Since no running jails were using Shared Memory or Semaphores I could use ipcrm -W to clean up everything:
[tsr@sorthat ~]$ sudo ipcrm -W [tsr@sorthat ~]$ ipcs -t Message Queues: T ID KEY MODE OWNER GROUP STIME RTIME CTIME Shared Memory: T ID KEY MODE OWNER GROUP ATIME DTIME CTIME Semaphores: T ID KEY MODE OWNER GROUP OTIME CTIME [tsr@sorthat ~]$
This command should be used with care, be very sure you know what you are doing. It should only be used if you are certain nothing else is running which needs the shared memory or semaphores. ipcrm also has switches to delete individual semaphore sets or shared memory segments in cases where that is needed.

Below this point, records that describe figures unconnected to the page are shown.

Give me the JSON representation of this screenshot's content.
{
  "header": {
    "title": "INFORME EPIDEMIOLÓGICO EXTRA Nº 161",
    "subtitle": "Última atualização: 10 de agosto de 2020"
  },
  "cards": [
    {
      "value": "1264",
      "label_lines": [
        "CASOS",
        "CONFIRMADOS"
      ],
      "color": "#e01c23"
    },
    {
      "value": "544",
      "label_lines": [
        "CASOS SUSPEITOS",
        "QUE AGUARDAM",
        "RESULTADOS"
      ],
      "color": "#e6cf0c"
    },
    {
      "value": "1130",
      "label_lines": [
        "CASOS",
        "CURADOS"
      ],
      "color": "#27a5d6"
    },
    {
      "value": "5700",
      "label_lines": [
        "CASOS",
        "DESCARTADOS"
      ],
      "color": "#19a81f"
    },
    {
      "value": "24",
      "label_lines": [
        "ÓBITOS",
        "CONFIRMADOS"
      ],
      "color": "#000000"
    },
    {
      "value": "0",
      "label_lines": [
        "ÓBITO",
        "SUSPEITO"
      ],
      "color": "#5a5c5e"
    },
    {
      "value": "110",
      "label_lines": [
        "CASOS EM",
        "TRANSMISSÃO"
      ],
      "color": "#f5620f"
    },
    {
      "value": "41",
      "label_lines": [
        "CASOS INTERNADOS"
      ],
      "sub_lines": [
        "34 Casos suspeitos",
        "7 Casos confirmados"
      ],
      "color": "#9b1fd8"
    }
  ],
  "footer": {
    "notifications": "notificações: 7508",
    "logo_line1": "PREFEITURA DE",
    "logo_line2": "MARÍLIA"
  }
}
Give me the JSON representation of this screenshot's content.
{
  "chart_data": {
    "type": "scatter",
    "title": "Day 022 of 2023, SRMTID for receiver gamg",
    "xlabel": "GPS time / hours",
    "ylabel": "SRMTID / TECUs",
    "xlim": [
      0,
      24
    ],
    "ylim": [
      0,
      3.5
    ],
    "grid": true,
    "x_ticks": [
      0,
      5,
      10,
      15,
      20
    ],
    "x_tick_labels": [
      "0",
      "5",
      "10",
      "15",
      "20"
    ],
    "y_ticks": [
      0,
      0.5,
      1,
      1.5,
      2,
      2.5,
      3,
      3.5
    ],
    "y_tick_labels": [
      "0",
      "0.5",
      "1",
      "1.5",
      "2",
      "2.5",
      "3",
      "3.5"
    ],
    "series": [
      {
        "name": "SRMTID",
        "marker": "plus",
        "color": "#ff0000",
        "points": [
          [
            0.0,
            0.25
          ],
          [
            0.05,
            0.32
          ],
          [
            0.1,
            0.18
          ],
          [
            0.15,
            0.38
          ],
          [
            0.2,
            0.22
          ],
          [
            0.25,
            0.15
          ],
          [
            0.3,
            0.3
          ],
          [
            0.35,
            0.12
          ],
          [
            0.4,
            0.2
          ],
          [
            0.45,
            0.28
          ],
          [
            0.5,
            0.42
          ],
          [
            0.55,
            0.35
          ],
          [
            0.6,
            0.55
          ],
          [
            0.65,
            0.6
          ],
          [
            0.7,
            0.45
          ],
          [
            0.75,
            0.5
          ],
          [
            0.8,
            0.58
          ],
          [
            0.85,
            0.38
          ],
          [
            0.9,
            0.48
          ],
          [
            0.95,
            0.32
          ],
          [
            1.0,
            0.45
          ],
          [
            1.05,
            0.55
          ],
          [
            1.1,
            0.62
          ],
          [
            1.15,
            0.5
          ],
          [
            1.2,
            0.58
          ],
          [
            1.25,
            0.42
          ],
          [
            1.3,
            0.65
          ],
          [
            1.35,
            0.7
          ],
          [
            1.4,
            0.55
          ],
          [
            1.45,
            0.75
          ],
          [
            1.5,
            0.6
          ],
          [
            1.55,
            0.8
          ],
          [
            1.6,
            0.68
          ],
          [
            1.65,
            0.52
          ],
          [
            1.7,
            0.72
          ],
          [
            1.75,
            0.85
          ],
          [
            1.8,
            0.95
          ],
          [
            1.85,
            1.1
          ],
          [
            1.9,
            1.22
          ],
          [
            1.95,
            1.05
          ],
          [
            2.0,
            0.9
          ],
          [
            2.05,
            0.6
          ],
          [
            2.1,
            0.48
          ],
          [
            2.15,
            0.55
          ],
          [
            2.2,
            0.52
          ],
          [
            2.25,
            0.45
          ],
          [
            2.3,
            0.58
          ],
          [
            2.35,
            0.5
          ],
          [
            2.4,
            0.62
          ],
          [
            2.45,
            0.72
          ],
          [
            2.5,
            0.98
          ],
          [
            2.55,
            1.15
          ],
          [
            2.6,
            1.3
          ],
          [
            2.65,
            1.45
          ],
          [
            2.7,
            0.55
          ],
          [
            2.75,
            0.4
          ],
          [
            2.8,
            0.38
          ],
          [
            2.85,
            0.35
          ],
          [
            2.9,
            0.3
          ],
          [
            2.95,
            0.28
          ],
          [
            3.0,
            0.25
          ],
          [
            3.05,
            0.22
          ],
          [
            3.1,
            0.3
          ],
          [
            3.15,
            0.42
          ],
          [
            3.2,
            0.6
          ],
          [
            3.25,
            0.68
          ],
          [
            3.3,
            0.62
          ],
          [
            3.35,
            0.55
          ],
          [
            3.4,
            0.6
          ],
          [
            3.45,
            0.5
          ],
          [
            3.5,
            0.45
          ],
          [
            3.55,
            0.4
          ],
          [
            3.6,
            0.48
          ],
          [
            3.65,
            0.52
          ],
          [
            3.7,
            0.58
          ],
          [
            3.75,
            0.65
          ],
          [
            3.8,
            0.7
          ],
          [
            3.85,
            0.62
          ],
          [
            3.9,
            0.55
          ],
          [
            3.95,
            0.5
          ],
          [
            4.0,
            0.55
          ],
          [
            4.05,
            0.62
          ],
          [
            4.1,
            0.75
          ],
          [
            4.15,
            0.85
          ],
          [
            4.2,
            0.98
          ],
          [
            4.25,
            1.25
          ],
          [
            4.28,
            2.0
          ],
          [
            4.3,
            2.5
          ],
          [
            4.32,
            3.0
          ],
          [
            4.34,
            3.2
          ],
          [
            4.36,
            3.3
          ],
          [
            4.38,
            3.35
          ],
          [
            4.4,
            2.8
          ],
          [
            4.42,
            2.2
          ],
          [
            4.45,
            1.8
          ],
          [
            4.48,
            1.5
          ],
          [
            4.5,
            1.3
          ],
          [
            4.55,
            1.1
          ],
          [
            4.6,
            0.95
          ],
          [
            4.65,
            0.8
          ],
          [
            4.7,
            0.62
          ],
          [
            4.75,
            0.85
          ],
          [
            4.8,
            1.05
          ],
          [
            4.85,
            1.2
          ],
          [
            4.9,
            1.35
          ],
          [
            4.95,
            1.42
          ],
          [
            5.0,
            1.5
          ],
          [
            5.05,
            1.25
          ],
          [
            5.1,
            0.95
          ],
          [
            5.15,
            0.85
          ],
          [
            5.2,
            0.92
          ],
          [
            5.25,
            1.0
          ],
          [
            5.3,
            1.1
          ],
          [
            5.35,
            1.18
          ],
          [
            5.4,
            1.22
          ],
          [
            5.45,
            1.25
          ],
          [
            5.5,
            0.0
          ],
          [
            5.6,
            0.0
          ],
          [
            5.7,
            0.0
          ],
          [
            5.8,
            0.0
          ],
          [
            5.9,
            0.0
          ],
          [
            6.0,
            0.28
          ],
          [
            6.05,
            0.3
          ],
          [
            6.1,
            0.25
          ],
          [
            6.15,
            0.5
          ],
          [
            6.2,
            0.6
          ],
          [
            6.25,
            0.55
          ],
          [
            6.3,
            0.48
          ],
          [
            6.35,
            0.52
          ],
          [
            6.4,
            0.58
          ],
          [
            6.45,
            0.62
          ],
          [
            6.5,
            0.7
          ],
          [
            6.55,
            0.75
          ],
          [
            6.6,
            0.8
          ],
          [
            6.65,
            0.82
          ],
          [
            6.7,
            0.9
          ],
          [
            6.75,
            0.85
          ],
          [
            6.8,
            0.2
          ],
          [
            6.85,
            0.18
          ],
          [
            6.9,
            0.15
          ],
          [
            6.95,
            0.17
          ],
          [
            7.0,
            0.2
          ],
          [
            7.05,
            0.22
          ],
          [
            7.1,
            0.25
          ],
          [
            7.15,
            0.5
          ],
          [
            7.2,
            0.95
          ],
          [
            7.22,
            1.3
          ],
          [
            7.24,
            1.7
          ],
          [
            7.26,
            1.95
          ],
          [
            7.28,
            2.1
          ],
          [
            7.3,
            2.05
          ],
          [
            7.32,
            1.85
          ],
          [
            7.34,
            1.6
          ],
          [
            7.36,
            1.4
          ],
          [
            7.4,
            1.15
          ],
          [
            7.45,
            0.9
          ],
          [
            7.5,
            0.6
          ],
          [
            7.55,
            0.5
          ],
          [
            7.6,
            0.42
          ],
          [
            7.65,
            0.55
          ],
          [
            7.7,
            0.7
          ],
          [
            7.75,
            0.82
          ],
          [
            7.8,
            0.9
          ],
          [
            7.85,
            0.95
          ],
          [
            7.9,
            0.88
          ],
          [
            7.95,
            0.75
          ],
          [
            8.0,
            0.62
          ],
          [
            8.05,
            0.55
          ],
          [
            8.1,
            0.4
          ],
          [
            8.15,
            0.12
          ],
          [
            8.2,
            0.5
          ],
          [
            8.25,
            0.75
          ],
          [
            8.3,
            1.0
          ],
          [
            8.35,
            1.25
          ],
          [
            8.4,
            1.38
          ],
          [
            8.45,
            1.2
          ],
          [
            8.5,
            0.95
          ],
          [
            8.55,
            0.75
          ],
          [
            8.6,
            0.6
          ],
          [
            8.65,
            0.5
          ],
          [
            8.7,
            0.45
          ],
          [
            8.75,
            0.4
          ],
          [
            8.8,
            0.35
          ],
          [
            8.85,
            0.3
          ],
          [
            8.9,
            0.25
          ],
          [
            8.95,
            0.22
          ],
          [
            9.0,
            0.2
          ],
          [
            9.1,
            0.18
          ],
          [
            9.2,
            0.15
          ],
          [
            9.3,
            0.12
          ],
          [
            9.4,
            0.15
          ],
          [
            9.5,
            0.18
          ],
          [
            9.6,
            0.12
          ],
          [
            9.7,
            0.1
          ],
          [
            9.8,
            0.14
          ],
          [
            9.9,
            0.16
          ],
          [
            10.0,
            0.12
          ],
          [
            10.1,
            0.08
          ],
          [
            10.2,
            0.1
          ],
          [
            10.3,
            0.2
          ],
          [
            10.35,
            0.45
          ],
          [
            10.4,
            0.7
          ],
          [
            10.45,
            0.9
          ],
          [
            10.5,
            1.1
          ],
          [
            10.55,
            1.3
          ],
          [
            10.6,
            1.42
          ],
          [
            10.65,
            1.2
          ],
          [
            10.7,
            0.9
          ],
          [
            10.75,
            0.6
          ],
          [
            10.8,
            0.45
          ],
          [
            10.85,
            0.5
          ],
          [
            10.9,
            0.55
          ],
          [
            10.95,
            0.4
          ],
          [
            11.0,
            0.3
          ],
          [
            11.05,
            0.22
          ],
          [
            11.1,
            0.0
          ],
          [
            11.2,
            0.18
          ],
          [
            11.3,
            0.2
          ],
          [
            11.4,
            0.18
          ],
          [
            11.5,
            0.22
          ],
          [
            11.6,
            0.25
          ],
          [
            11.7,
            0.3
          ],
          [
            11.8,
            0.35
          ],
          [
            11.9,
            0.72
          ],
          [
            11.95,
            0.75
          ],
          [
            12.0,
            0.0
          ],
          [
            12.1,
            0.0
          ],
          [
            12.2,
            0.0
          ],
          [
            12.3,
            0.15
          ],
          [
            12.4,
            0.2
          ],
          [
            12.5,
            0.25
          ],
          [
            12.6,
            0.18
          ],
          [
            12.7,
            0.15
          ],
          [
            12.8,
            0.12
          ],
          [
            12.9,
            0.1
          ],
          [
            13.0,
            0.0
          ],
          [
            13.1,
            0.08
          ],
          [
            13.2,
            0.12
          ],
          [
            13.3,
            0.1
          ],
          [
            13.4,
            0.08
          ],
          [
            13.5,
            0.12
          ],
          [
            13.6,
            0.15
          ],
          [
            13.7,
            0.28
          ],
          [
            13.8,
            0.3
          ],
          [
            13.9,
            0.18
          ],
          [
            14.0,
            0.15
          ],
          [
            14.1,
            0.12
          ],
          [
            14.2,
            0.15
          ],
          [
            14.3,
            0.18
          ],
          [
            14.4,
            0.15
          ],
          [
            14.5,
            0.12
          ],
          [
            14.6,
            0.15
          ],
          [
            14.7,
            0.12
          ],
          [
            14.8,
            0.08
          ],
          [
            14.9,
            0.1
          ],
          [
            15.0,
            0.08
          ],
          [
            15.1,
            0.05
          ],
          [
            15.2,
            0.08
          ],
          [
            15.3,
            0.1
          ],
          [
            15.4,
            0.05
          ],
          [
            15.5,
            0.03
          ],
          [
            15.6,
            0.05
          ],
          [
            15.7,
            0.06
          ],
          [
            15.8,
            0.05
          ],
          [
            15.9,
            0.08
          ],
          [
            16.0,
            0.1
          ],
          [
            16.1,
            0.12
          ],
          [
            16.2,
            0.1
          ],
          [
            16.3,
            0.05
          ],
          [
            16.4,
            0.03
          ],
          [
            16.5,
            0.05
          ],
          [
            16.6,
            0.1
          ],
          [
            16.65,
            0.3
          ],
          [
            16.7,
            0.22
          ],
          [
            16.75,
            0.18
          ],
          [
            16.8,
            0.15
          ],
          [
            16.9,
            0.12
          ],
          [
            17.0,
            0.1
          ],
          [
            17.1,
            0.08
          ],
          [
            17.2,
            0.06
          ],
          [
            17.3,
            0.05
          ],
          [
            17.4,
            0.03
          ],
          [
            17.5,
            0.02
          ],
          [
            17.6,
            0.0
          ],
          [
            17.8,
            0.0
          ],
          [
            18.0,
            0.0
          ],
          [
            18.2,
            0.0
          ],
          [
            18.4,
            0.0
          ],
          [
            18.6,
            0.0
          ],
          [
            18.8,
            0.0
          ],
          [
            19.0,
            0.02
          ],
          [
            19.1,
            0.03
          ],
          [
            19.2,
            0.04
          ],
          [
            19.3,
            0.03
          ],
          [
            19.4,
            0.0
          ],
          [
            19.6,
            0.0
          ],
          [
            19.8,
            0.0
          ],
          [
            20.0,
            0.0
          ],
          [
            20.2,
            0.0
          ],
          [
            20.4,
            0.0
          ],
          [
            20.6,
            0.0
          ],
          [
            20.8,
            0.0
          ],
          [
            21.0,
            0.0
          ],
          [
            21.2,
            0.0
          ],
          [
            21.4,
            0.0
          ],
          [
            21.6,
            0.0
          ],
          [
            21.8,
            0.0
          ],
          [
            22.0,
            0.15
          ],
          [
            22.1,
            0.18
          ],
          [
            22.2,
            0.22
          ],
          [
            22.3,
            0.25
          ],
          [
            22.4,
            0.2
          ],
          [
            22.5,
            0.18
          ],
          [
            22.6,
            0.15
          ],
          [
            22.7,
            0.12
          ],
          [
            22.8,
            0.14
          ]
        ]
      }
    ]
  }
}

After cleaning up the old semaphores PostgreSQL started up without any problems. After that I started the Zabbix jails again, and then I started writing this blogpost so I never have to go through this again.
I have no idea why PostgreSQL crashed in the first place. I also have no idea why it was unable to clean up the lingering semaphores after the crash. But at least I know how to find and remove any lingering semaphores in case it happens again. I will also increase the semaphore limit kern.ipc.semmns to a large enough value that it can handle at least twice what PostgreSQL needs, so if this happens again it should still be able to start.
I kind of feel like the FreeBSD rc.d init script PostgreSQL should run ipcrm to clean up any lingering stuff before starting it, but people on #postgres on Freenode seemed to disagree.
PostgreSQL 10 uses Posix Semaphores instead of SYSV IPC semaphores, which will make the problem with semaphores for PostgreSQL go away entirely.